Mountain Valley Pipeline Dealt Two Blows By U.S. Court of Appeals
In an effort to capitalize on the natural gas contained in the Utica and Marcellus shale formations in West Virginia, Equitrans Midstream Corp. is constructing the Mountain Valley Pipeline running through eleven West Virginia counties and Southeastern Virginia. Equitrans and the pipeline’s other owners hope to provide up to 2 billion cubic feet of gas to consumers in the mid-Atlantic and Southeastern states. It is now scheduled for completion in the summer of 2022, four years behind the original schedule.
Opposition by environmental groups has been fierce. Some of the groups lined up in opposition include the Sierra Club, Save Monroe, West Virginia Rivers, The Indian Creek Watershed Association, Wild Virginia, the West Virginia Highlands Conservancy and the Wilderness Society. These groups and others have challenged the approval process by the U.S. Forest Service and the U.S. Fish and Wildlife Service for the pipeline’s plans to cross several sensitive wild areas and streams. The pipeline’s delayed completion is attributable to the legal victories won by these groups. The U.S. Fourth Circuit Court of Appels has recently handed them two more.
On January 25, 2022 the Fourth Circuit invalidated the Forest Service’s permit for the pipeline to cross 3.5 miles of the Jefferson National Forest in Monroe County, West Virginia. According to the unanimous 3-judge court panel, the Forest Service failed to consider sufficiently the sedimentation and erosion impacts of the pipeline’s stream crossings. It also failed to comply with a Forest Service rule governing forest plan amendments.

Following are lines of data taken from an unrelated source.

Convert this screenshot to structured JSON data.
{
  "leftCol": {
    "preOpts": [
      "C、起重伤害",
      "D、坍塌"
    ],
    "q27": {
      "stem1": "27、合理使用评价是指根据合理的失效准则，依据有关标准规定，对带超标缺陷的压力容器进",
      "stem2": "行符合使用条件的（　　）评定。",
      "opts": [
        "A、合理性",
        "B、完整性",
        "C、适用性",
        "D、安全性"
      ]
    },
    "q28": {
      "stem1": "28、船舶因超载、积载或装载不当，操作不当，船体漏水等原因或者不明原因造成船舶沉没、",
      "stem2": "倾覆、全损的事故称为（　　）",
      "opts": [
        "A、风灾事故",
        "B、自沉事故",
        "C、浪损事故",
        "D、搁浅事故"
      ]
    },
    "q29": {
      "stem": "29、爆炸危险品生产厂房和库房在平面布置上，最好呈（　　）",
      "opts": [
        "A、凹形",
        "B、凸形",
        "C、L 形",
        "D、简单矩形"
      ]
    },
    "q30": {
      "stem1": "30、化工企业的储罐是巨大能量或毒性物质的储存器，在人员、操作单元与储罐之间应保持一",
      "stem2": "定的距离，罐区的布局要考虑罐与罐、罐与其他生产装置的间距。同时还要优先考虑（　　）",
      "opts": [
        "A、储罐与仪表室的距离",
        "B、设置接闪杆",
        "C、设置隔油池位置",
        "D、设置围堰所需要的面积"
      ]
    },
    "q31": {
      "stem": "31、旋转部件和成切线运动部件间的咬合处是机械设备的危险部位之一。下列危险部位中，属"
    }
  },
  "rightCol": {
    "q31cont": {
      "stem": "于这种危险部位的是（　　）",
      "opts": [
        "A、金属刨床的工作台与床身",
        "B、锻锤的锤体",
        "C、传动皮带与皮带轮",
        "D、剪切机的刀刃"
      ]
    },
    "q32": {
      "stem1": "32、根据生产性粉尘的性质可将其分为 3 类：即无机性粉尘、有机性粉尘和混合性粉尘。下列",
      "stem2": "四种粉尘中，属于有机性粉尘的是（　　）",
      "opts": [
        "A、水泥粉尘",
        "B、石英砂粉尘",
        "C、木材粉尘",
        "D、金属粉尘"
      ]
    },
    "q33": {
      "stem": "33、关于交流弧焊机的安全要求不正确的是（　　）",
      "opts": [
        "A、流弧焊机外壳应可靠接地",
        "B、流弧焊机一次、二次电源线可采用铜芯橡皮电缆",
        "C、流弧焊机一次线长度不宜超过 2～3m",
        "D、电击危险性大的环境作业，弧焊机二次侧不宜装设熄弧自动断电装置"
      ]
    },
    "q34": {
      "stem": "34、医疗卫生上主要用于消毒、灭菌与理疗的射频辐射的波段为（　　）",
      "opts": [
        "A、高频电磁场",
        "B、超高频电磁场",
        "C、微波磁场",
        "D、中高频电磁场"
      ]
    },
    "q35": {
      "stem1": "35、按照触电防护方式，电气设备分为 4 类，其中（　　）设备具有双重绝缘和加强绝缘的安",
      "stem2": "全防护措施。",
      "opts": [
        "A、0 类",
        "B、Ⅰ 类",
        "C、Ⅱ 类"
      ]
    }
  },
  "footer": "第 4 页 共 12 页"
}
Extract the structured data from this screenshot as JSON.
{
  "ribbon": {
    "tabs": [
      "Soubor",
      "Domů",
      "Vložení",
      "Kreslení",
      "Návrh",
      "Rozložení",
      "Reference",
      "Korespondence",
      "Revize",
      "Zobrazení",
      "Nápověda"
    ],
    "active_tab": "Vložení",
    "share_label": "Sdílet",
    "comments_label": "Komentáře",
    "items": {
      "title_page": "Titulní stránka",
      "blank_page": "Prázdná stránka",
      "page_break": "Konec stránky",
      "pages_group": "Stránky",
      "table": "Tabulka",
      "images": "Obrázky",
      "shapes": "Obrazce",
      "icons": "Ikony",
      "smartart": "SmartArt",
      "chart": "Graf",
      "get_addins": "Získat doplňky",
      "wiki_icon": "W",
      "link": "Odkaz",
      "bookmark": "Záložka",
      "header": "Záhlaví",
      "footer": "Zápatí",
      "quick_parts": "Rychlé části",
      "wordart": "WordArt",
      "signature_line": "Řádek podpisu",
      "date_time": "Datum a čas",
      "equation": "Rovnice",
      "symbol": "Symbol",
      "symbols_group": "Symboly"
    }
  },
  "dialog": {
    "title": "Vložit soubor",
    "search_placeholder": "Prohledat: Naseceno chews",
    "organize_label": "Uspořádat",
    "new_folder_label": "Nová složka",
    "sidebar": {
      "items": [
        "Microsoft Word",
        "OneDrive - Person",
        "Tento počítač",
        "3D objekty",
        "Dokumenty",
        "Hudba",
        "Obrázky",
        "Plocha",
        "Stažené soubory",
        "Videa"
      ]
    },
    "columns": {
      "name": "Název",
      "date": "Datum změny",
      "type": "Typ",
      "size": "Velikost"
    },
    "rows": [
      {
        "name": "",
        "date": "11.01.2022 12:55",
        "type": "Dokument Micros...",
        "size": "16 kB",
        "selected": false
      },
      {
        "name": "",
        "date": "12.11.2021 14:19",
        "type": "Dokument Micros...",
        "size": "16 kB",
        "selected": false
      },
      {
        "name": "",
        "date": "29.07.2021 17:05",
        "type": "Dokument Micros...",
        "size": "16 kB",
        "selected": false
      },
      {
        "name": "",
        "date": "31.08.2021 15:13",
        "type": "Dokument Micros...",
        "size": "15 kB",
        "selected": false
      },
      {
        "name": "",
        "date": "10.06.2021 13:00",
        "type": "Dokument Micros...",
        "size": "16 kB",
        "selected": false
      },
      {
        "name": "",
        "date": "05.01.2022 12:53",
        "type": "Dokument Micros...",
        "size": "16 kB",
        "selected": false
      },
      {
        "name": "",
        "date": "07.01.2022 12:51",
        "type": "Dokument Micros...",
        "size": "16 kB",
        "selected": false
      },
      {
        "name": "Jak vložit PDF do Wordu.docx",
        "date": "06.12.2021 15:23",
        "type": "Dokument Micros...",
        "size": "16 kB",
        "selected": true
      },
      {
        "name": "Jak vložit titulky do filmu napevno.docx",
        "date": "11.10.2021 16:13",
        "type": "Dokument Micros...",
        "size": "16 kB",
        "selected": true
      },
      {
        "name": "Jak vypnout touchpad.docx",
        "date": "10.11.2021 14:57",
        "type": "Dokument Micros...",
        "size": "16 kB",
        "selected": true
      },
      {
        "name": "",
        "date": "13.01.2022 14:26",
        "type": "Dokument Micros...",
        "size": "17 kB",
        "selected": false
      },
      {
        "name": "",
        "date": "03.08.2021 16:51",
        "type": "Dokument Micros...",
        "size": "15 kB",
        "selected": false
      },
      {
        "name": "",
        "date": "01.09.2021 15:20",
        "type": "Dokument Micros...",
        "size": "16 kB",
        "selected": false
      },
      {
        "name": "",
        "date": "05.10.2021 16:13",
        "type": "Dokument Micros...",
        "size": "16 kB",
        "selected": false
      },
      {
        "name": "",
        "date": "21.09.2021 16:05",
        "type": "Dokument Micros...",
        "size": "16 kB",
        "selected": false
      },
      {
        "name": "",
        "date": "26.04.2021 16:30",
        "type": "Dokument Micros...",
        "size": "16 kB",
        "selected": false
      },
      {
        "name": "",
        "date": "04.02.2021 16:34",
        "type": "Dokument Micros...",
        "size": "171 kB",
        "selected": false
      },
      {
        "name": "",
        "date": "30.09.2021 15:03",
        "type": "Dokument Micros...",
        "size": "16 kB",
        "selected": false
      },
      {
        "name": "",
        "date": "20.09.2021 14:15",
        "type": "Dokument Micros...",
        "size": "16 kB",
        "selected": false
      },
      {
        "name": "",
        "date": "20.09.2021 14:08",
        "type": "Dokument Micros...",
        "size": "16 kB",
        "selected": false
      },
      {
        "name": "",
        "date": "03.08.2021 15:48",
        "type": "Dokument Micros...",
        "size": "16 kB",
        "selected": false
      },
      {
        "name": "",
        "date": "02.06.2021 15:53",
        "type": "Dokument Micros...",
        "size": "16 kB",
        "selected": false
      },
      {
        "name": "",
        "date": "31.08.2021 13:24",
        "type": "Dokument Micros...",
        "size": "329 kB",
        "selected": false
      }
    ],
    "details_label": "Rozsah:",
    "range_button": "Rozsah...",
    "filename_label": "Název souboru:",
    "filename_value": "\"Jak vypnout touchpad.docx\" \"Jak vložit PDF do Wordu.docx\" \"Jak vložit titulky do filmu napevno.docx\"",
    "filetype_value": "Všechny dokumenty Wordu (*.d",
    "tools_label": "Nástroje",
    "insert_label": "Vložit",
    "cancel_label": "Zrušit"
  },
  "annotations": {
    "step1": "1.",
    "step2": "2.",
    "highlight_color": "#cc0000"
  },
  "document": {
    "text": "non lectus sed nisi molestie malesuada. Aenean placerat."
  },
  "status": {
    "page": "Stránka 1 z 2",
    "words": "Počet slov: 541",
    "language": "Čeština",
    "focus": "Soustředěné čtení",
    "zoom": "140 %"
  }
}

Then on February 3, 2022, another panel of Fourth Circuit judges declared that the Fish and Wildlife Service failed under the Endangered Species Act to evaluate adequately the environmental stressors the pipeline would create for two species of freshwater fish — the Roanoke logperch and the candy darter. While the Fish and Wildlife Service was required to assess the cumulative effects of the pipeline on the species, the ruling criticized this analysis as occupying “less than a page” and said the biological opinion spends “one sentence discussing the impacts of climate change.”
The Court said: “We recognize that this decision will further delay the completion of an already mostly finished Pipeline, but the Endangered Species Act’s directive to federal agencies could not be clearer: halt and reverse the trend toward species, extinction, whatever the cost.'”
These legal victories will certainly delay, but will probably not prevent, the ultimate completion of the Pipeline.